Designing the timing and time of macromolecular assembly processes

Living systems are extraordinarily effective at assembling higher order macromolecular complexes with 3 or 300 subunits. The self-assembly process is a necessary step in the formation of obligate structures, but the process itself can also play a functional role in sensing and decision making. In both cases, the timing of the assembly process represents an optimizable dimension that can thus benefit from the innate time-dependence or activity in nonequilibrium systems. Using theory, kinetic rate equations, and automatic differentiation, we show here how optimizing the self-assembly timescales of 3-7 subunit macromolecular systems can enhance not only efficiency for high-yield, but robustness under perturbations to subunit concentrations or binding energies. Selecting for the time-dependence of subunit concentrations or actively recycling intermediates through enzyme activity provide general strategies for efficient assembly regardless of the evolved pairwise interactions, also working effectively for virus assembly. To control when and where these assemblies form, we designed a biochemical oscillator that exploits membrane localization and dimensional reduction to drive up subunit concentrations, triggering assembly.
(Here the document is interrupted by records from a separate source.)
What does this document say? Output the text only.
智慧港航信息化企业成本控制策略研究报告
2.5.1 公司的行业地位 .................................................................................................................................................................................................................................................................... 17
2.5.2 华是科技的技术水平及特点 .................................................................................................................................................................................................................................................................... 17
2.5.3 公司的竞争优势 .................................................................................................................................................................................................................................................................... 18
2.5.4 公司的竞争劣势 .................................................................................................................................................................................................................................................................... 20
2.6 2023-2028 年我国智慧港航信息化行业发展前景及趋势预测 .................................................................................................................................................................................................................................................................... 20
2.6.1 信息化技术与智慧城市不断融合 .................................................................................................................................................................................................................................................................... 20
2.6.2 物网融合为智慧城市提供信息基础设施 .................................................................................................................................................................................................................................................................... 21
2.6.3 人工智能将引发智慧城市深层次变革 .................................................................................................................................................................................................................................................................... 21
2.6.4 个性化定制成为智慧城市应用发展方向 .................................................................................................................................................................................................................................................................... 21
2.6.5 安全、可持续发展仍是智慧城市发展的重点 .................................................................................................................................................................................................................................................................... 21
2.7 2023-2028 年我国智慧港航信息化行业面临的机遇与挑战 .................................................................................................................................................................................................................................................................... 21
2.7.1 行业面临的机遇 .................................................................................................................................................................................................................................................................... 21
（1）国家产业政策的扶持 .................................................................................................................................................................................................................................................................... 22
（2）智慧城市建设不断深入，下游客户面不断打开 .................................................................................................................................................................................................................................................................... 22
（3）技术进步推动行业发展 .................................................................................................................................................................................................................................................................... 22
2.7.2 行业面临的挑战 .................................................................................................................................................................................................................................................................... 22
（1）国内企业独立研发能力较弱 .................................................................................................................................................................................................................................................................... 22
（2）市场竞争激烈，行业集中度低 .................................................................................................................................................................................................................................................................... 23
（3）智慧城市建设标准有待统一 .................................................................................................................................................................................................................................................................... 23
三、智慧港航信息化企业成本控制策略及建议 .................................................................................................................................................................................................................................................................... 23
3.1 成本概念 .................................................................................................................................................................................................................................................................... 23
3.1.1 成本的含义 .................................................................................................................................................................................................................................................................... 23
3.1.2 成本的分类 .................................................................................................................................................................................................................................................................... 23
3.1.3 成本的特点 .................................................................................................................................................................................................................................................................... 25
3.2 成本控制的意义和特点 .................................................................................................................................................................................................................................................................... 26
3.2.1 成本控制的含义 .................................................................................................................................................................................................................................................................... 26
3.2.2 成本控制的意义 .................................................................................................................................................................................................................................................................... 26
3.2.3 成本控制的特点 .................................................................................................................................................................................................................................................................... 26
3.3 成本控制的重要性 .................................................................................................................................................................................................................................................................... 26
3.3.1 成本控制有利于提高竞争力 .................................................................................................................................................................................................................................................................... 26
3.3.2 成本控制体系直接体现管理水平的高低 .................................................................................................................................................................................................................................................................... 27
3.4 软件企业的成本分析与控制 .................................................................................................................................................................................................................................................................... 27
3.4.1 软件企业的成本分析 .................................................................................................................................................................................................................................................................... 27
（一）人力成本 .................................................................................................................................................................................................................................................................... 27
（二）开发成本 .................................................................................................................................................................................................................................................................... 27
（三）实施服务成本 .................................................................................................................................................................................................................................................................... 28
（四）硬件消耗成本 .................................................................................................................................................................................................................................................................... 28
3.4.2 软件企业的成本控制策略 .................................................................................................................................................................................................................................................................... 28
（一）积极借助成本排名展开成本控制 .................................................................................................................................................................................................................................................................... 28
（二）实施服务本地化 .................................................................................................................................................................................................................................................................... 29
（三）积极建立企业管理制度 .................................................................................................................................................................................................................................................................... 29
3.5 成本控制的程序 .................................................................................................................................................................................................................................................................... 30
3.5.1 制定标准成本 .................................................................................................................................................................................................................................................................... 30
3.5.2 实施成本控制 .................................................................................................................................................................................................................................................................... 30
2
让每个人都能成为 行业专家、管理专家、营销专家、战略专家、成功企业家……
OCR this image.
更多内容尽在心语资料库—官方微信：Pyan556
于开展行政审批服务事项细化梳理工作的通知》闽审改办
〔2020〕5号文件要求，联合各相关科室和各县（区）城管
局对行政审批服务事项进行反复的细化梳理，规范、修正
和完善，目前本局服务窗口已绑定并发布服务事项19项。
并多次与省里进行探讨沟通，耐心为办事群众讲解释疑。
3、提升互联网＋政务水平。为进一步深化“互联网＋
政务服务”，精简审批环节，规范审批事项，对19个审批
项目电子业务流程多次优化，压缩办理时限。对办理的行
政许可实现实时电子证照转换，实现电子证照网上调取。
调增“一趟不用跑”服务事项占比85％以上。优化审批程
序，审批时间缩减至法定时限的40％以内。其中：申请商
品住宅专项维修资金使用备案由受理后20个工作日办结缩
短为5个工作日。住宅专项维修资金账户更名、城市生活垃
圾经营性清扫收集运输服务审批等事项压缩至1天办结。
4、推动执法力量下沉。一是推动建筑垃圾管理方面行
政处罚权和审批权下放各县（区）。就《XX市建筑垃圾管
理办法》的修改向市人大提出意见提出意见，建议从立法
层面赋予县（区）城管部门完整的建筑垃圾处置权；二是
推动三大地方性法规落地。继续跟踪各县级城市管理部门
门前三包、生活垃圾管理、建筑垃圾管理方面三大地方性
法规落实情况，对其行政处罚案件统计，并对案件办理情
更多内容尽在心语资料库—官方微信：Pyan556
By using enzymes to modify the membrane rather than the assembly subunits, this mechanism can be coupled to a variety of macromolecular complexes. Our analysis uses optimization, rate equations, and reaction-diffusion simulations to demonstrate how asymmetries in the enzyme kinetics are essential to support oscillations, along with a sufficiently large volume-to-surface area ratio. This mechanism ensures that assembly only occurs at the membrane and promotes sensing and response to changes to the membrane composition, similar to steps in signaling and membrane trafficking. We discuss the tunability and design constraints of these timescales for both efficient and targeted assembly.